All of the stinkhorn fungi have volvas. It is the colour of the volva that separates Phallus impudicus from the otherwise similar Phallus hadriani, the Dune Stinkhorn. Look (or sniff) out for this pink-egged stinkhorn among Marram grass in coastal sand dunes. It is said that the devil has his fingers in many pies, not all of which are good to eat; however, in the fungal kingdom you could catch him red handed by following your nose in grassy riverside meadows. There you might come across Devil’s Fingers Clathrus archeri, a stinkhorn of distinction from whose eggs spring five or more bright red fingers each coated on one side with green spore-laden gluten. It is the smelly gluten of stinkhorns that attracts flies from far and wide to feast of the foetid fingers, phalanxes, lattice-like cages and other strange structures that these fungi produce to proliferate their kind.
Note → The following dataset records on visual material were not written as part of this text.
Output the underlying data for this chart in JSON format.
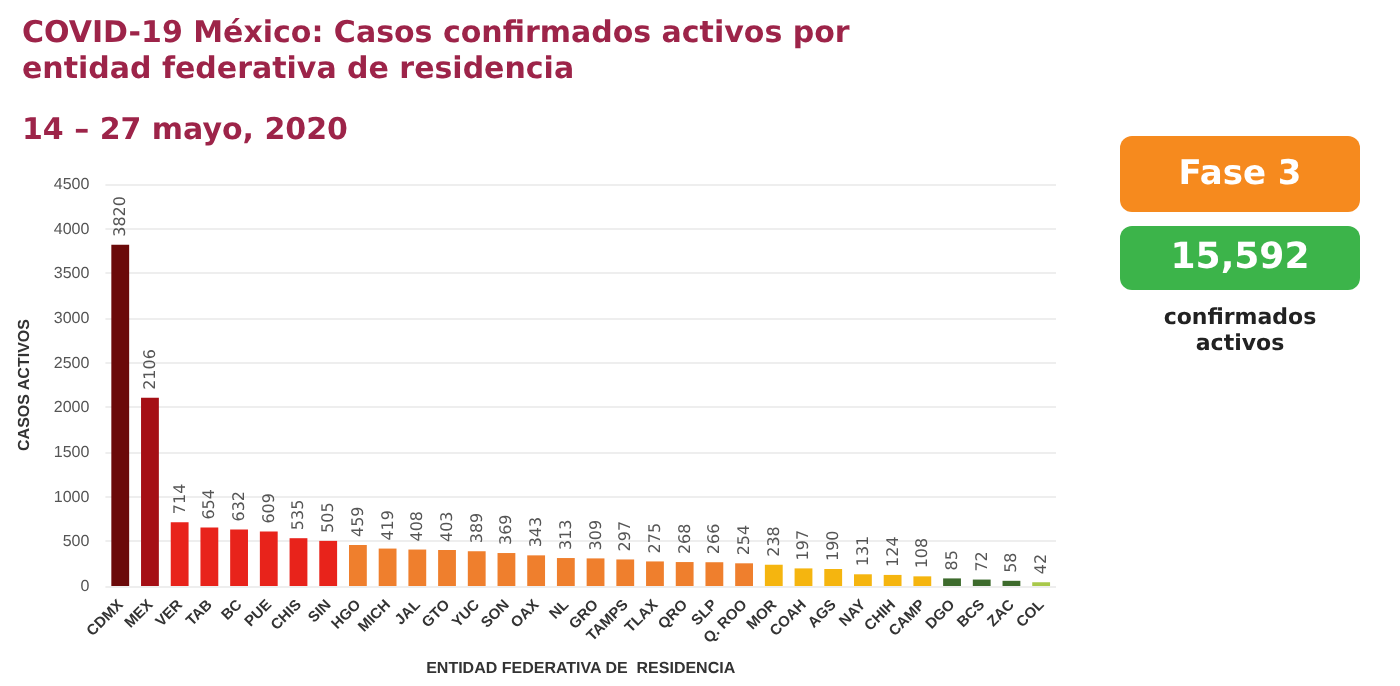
{
  "chart_data": {
    "type": "bar",
    "title": "COVID-19 México: Casos confirmados activos por entidad federativa de residencia",
    "subtitle": "14 – 27 mayo, 2020",
    "xlabel": "ENTIDAD FEDERATIVA DE  RESIDENCIA",
    "ylabel": "CASOS ACTIVOS",
    "categories": [
      "CDMX",
      "MEX",
      "VER",
      "TAB",
      "BC",
      "PUE",
      "CHIS",
      "SIN",
      "HGO",
      "MICH",
      "JAL",
      "GTO",
      "YUC",
      "SON",
      "OAX",
      "NL",
      "GRO",
      "TAMPS",
      "TLAX",
      "QRO",
      "SLP",
      "Q. ROO",
      "MOR",
      "COAH",
      "AGS",
      "NAY",
      "CHIH",
      "CAMP",
      "DGO",
      "BCS",
      "ZAC",
      "COL"
    ],
    "values": [
      3820,
      2106,
      714,
      654,
      632,
      609,
      535,
      505,
      459,
      419,
      408,
      403,
      389,
      369,
      343,
      313,
      309,
      297,
      275,
      268,
      266,
      254,
      238,
      197,
      190,
      131,
      124,
      108,
      85,
      72,
      58,
      42
    ],
    "colors": [
      "#6b0a0a",
      "#a50f15",
      "#e8231b",
      "#e8231b",
      "#e8231b",
      "#e8231b",
      "#e8231b",
      "#e8231b",
      "#ef7f2d",
      "#ef7f2d",
      "#ef7f2d",
      "#ef7f2d",
      "#ef7f2d",
      "#ef7f2d",
      "#ef7f2d",
      "#ef7f2d",
      "#ef7f2d",
      "#ef7f2d",
      "#ef7f2d",
      "#ef7f2d",
      "#ef7f2d",
      "#ef7f2d",
      "#f5b50f",
      "#f5b50f",
      "#f5b50f",
      "#f5b50f",
      "#f5b50f",
      "#f5b50f",
      "#3d6b2c",
      "#3d6b2c",
      "#3d6b2c",
      "#a8c84a"
    ],
    "ylim": [
      0,
      4500
    ],
    "yticks": [
      0,
      500,
      1000,
      1500,
      2000,
      2500,
      3000,
      3500,
      4000,
      4500
    ],
    "grid": "y",
    "data_labels": true,
    "annotations": [
      "Fase 3",
      "15,592",
      "confirmados activos"
    ]
  }
}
As the flies feed so their feet get coated in spores, some of which are deposited wherever the insects next wipe their dirty boots – and if that’s where new stinkhorn colonies form then future generations of flies will prosper too.
There are plenty of red or orange stinkhorns, but others are green, yellow, brown, or white. Colour is no more a shared feature than size or shape, but the one thing all stinkhorns have in common is a pong strong enough to attract flies that will put their feet in it and thereby ensure the spreading of fungal spores. When a species is considered inferior, the prefix ‘dog’ is often part of its common name. Dog Violets may look very much like Sweet Violets, but they lack the wonderful scent of their illustrious superiors. Dog Stinkhorn Mutinus caninus is inferior to the Common Stinkhorn in two ways: it is much smaller and much less smelly; however, this woodland fungus is equally short lived and far less common – or at least much harder to find and hence far less frequently recorded. There are almost certainly several other stinkhorns in the Algarve whose small size and shady habitats ensure that they remain unseen by most of us. For example I have yet to come across Colus hirudinosus, a close relative of the Red Cage fungus but with an elongated and more perfectly formed lattice. This neat little stinker is found in southern Europe, South Africa, parts of Asia, and Australia, but if flies have spread its spores to all these places then they are certainly intrepid intercontinental travellers! Or is this, again, the work of the Devil?